Without pollinators like this honey bee, there would be no apples, blueberries, strawberries, chocolate, almonds, melons, pumpkins and many other tasty foods!

Without pollinators like this honey bee, there would be no apples, blueberries, strawberries, chocolate, almonds, melons, pumpkins and many other tasty foods!

Last week I went to a North American Pollinator Partnership (NAPPC) symposium at the U.S. Department of Agriculture’s South Building, just off the National Mall. NAPPC is celebrating 10 years of existence, and the symposium made up day one of NAPPC’s three-day, annual conference, the focus of which this year is “Why Pollinators Matter: Benefits, Challenges, and Outcomes.”

NAPPC is a federation made up of more than 120 partners, including USDA’s Natural Resources Conservation Service (NRCS). The organization encourages the sharing of research about pollinators, raises awareness about pollinator-related issues and undertakes initiatives to help pollinators.

Three-fourths of the world’s flowering plants rely on pollinators to survive. Pollinators are a crucial component of our food supply and are key to the existence of many other important fuel and fiber crops (like cotton). Without pollinators like bees, butterflies, and beetles, some scientists estimate that at least one out of every three bites of food we eat would not exist.
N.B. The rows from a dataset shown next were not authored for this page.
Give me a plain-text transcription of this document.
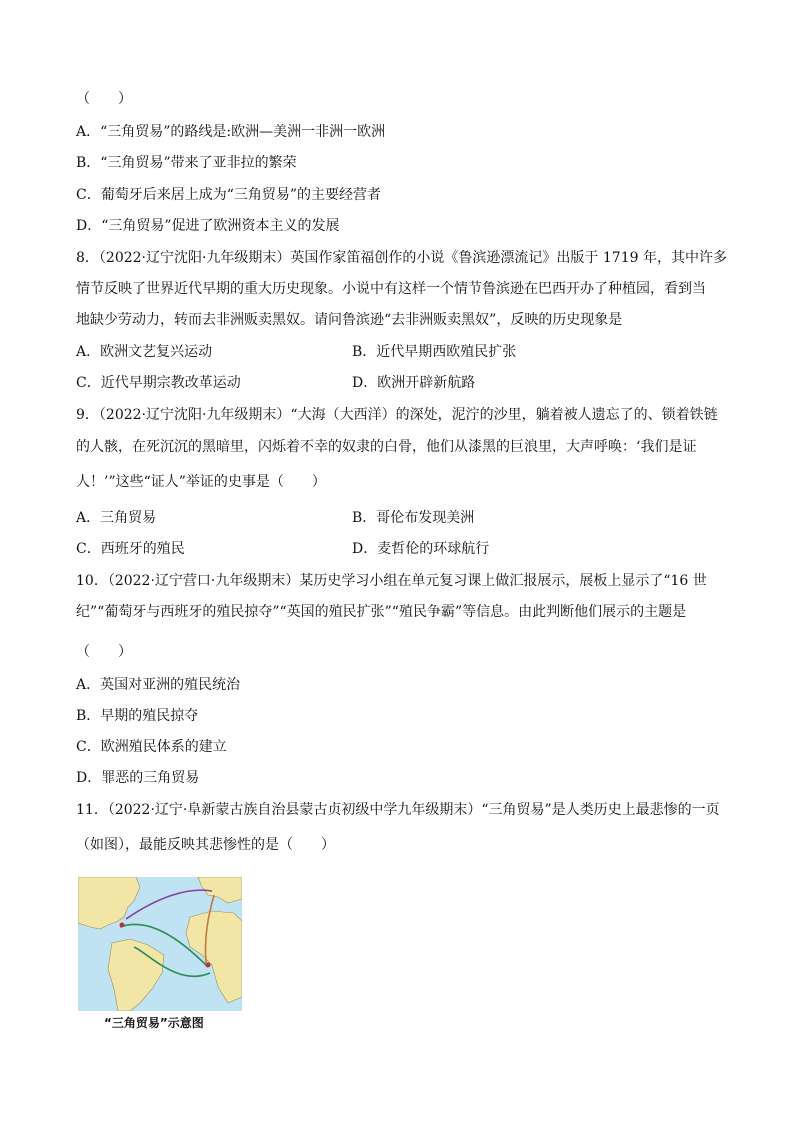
（　　）
A．“三角贸易”的路线是:欧洲—美洲一非洲一欧洲
B．“三角贸易”带来了亚非拉的繁荣
C．葡萄牙后来居上成为“三角贸易”的主要经营者
D．“三角贸易”促进了欧洲资本主义的发展
8．（2022·辽宁沈阳·九年级期末）英国作家笛福创作的小说《鲁滨逊漂流记》出版于 1719 年，其中许多
情节反映了世界近代早期的重大历史现象。小说中有这样一个情节鲁滨逊在巴西开办了种植园，看到当
地缺少劳动力，转而去非洲贩卖黑奴。请问鲁滨逊“去非洲贩卖黑奴”，反映的历史现象是
A．欧洲文艺复兴运动	B．近代早期西欧殖民扩张
C．近代早期宗教改革运动	D．欧洲开辟新航路
9．（2022·辽宁沈阳·九年级期末）“大海（大西洋）的深处，泥泞的沙里，躺着被人遗忘了的、锁着铁链
的人骸，在死沉沉的黑暗里，闪烁着不幸的奴隶的白骨，他们从漆黑的巨浪里，大声呼唤：‘我们是证
人！’”这些“证人”举证的史事是（　　）
A．三角贸易	B．哥伦布发现美洲
C．西班牙的殖民	D．麦哲伦的环球航行
10．（2022·辽宁营口·九年级期末）某历史学习小组在单元复习课上做汇报展示，展板上显示了“16 世
纪”“葡萄牙与西班牙的殖民掠夺”“英国的殖民扩张”“殖民争霸”等信息。由此判断他们展示的主题是
（　　）
A．英国对亚洲的殖民统治
B．早期的殖民掠夺
C．欧洲殖民体系的建立
D．罪恶的三角贸易
11．（2022·辽宁·阜新蒙古族自治县蒙古贞初级中学九年级期末）“三角贸易”是人类历史上最悲惨的一页
（如图），最能反映其悲惨性的是（　　）
“三角贸易”示意图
And of course, pollinators are an important part of healthy ecosystems.

One interesting presentation I saw at the symposium was NRCS Chief Dave White’s. He shared how our agency has contributed to the effort to ensure the continued existence of pollinators.
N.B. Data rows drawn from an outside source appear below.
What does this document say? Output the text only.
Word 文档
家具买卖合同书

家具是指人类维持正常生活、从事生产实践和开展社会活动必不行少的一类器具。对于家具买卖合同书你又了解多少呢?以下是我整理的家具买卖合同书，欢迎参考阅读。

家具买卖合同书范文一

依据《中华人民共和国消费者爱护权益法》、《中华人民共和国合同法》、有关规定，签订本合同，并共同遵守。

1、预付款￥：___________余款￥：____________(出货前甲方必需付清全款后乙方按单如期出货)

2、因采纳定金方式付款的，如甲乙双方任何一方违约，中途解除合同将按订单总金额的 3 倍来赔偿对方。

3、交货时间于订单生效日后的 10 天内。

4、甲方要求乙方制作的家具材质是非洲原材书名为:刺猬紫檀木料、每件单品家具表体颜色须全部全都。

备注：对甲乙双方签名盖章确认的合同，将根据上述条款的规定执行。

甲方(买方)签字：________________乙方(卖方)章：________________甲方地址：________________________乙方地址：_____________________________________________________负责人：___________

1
When the 2008 Farm Bill was being crafted in the U.S. Congress, Chief White and others ensured that pollinators and their health and habitat were accounted for—a Farm Bill first. The idea was to increase pollinator populations by helping farmers and ranchers create and maintain pollinator habitat nationwide.

This meant that farmers seeking funding from NRCS’ programs to implement conservation programs on their land would get extra points on their applications if they proposed including pollinator habitat in their conservation plans.
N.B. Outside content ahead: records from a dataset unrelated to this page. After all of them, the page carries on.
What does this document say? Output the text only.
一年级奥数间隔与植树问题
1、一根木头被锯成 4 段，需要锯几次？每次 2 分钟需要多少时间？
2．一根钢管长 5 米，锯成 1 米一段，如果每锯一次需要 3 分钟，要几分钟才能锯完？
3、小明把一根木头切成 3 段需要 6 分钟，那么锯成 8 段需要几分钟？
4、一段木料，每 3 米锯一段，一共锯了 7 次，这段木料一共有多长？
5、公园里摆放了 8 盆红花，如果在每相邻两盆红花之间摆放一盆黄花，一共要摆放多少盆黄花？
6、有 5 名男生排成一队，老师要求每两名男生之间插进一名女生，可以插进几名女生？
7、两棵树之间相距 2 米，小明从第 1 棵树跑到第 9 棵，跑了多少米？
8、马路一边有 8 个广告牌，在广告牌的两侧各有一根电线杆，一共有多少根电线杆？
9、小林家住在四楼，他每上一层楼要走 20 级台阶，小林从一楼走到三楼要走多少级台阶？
On these working lands, examples of pollinator habitat include wildflower hedgerows, wildflower plantings around the base of orchard trees, wildflowers used as a cover crop to protect fallow land from erosion and wildflower buffers next to rivers and wetlands to help protect water quality. NRCS’ 27 Plant Materials Centers are busy finding the best region-specific native pollinator plantings for farmers across the U.S.

Chief White says he is full of burgeoning confidence in the future of pollinators. With continuing collaboration among NAPPC partners on pollinator issues, lots of new research studies about pollinators and growing public interest in pollinators, it’s easy to see why.